O Núcleo de Justiça 4.0 – Especializado Criminal do Tribunal de Justiça de Minas Gerais (TJMG) confirmou a condenação de um homem pelo crime de divulgação de imagens íntimas da ex-companheira sem consentimento.
Crime e denúncia
Segundo denúncia do Ministério Público de Minas Gerais (MPMG), em fevereiro de 2023 o réu publicou fotos da mulher nua e mensagens ofensivas em seu status de rede social, motivado por “vingança” após o término do relacionamento. Ele também teria feito ameaças relacionadas à guarda da filha do casal.
A irmã da vítima visualizou as imagens e mensagens e alertou a mulher sobre a conduta ilícita. A vítima registrou boletim de ocorrência na Polícia Militar de Minas Gerais (PMMG) e apresentou prints das publicações como prova.
Alegações da defesa
Recorrendo da condenação de primeira instância, o réu alegou que os prints das redes sociais não constituíam prova válida por suposta quebra da cadeia de custódia. Argumentou ainda que o crime não teria ocorrido, pois as imagens teriam sido vistas apenas pela irmã da vítima, o que, segundo ele, não configuraria constrangimento público.
Julgamento e fundamentos
O relator, juiz convocado Haroldo Toscano, rejeitou os argumentos da defesa. Ele destacou que o réu não comprovou a adulteração das imagens e que a condenação se fundamentou também nos depoimentos da vítima e da irmã, considerados consistentes e coerentes.

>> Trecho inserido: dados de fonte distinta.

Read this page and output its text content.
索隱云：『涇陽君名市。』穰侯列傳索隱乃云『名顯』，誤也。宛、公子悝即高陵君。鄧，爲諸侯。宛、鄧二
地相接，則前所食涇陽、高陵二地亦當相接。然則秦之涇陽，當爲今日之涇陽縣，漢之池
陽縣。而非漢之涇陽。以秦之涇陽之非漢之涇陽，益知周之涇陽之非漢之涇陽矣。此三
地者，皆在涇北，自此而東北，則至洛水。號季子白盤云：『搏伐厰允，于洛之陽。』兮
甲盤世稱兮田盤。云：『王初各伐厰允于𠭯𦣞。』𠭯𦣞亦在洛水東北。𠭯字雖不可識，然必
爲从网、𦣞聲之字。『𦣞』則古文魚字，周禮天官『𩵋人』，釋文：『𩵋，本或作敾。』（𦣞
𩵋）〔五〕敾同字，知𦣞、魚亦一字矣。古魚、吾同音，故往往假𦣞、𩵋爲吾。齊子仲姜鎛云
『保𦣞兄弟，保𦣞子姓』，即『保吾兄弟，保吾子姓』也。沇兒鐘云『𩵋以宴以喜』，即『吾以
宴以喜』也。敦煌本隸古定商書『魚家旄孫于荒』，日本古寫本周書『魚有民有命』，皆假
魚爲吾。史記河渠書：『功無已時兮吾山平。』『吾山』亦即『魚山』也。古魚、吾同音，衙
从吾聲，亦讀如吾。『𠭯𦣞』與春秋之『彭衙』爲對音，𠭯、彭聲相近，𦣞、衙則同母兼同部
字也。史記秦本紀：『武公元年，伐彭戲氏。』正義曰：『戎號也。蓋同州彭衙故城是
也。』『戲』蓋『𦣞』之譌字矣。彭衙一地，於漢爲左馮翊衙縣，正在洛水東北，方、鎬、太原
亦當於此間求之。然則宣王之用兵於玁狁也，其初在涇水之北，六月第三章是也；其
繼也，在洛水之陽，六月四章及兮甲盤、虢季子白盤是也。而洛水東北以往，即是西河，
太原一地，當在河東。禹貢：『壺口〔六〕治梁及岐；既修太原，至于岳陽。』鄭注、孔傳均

O magistrado ressaltou que, para o tipo penal em questão, não importa o número de pessoas que visualizaram o conteúdo:
“O argumento de que as imagens foram vistas por apenas uma pessoa não descaracteriza o delito, porquanto o tipo penal tutela não apenas a honra objetiva da vítima, mas, sobretudo, sua dignidade sexual. O simples ato de expor, sem consentimento, conteúdo íntimo de natureza sexual, é suficiente para configurar o crime, especialmente quando motivado por retaliação emocional.”
O juiz também enfatizou a relevância da palavra da vítima em casos de violência doméstica, quando coerente com os demais elementos dos autos, destacando que sua narrativa estava amparada por provas documentais e testemunhais.
Pena aplicada
O réu foi condenado a 1 ano e 4 meses de reclusão, com substituição da pena pelo pagamento de dois salários mínimos e pela prestação de serviços à comunidade. A decisão foi unânime, com os desembargadores Beatriz Pinheiro Caires e Franklin Higino acompanhando o voto do relator.
O processo tramita em segredo de Justiça.